Ashley Plier  and  Jennifer Cuzzort
The University of Alabama in Huntsville

   In this project, we are investigating frequent webpage access patterns. We know each webpage has a unique URL. Therefore, the set of all URLs over a pre-specified domain can be viewed as a finite set from the alphabet Σ. When users access web pages within this domain, there are two scenarios: in the first scenario, users never use the Back button of their browsers. Then each internet access corresponds to a string over alphabet Σ. Different accesses correspond to different strings over the alphabet Σ. The history of all user webpage accesses can be considered a sequential database of such strings. In the second scenario, users do use the Back button. Then each internet access corresponds to a tree. Similarly, the history of all the webpage accesses can be viewed as a tree database.

     Given a database of such an access history, we want to determine the webpage access patterns:  that is, the most frequently accessed web pages, and how they are accessed together. These patterns can be used to analyze the utility and interrelatedness of these web pages.  Using the above sequential database or tree database representing the webpage access history, what we really need to find are frequent substring or sub-tree patterns over the sequential database or the tree database. Our project goal is to implement algorithms which find all such frequent access patterns from the given databases.
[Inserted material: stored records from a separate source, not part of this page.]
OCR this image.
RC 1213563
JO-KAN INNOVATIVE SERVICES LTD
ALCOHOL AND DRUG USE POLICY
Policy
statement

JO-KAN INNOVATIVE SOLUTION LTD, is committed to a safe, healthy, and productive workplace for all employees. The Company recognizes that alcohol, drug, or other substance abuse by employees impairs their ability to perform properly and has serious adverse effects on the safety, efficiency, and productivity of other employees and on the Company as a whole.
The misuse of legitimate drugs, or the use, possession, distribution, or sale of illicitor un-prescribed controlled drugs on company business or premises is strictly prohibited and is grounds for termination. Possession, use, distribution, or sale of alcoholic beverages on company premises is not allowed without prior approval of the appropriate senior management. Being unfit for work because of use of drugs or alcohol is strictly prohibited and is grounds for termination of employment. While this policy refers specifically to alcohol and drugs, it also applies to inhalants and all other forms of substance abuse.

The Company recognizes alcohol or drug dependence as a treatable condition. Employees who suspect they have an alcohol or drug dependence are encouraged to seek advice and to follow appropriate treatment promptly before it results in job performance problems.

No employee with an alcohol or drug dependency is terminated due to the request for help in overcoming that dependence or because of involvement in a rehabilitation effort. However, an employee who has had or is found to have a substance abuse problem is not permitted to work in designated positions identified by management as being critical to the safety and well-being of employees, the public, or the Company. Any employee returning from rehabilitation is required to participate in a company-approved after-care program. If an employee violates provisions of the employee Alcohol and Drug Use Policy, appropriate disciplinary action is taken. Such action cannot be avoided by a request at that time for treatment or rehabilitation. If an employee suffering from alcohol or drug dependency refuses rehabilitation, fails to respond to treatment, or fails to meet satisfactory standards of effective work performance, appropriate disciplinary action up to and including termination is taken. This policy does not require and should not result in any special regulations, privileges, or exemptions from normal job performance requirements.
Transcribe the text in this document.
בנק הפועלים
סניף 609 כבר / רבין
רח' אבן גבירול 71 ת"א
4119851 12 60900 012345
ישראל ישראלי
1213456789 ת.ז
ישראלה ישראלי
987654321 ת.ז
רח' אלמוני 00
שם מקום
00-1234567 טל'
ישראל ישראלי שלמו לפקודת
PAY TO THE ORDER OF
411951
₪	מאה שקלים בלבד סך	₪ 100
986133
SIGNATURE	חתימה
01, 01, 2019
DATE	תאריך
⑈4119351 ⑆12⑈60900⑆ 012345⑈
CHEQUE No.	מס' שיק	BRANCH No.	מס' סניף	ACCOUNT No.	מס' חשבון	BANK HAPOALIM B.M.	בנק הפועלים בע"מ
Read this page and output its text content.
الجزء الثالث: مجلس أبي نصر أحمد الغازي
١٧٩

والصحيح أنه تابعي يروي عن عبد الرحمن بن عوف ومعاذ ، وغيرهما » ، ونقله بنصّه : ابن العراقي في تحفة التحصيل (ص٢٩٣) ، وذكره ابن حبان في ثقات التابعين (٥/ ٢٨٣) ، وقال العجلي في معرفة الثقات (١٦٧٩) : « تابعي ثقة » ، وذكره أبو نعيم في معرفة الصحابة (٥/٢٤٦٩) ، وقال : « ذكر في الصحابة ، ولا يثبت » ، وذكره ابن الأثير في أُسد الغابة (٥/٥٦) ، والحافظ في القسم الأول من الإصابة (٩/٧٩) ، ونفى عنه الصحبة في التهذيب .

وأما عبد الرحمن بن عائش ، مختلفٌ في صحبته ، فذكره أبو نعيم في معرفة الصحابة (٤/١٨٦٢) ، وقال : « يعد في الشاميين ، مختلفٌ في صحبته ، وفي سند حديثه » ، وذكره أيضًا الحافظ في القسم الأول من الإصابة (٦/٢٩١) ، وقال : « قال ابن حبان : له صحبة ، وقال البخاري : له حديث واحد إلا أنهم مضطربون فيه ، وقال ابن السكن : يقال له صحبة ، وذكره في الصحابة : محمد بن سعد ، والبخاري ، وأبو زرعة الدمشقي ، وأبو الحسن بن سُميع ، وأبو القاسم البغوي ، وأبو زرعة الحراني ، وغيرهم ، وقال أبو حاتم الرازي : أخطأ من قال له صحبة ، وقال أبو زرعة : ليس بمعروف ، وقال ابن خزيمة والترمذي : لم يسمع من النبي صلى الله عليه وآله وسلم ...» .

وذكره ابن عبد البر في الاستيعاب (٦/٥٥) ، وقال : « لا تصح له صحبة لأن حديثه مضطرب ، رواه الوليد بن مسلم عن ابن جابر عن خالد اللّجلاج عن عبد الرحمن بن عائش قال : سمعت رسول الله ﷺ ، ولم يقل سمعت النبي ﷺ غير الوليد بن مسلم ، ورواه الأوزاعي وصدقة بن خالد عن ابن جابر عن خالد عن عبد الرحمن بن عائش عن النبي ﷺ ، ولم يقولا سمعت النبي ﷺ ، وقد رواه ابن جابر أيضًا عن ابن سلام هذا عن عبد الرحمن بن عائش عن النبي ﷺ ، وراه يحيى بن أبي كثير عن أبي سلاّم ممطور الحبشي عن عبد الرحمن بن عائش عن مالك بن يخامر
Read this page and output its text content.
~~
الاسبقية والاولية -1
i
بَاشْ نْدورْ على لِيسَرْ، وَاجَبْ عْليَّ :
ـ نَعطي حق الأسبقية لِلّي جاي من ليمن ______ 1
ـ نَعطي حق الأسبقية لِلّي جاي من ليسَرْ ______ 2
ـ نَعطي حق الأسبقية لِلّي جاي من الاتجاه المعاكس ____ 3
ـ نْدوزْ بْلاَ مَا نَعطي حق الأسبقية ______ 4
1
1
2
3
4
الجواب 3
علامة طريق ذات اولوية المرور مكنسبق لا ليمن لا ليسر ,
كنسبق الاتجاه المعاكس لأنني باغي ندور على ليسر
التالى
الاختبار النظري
    We divided this project into two phases. In the first phase, we will implement an algorithm mining the frequent substrings over a sequential database. In the second phase, first we will use an encoding scheme to encode trees into strings. Then we apply our algorithm from the first phase to find frequent substring candidates. Finally we implement an algorithm to check whether these candidate strings indeed correspond to sub-trees of the given tree databases.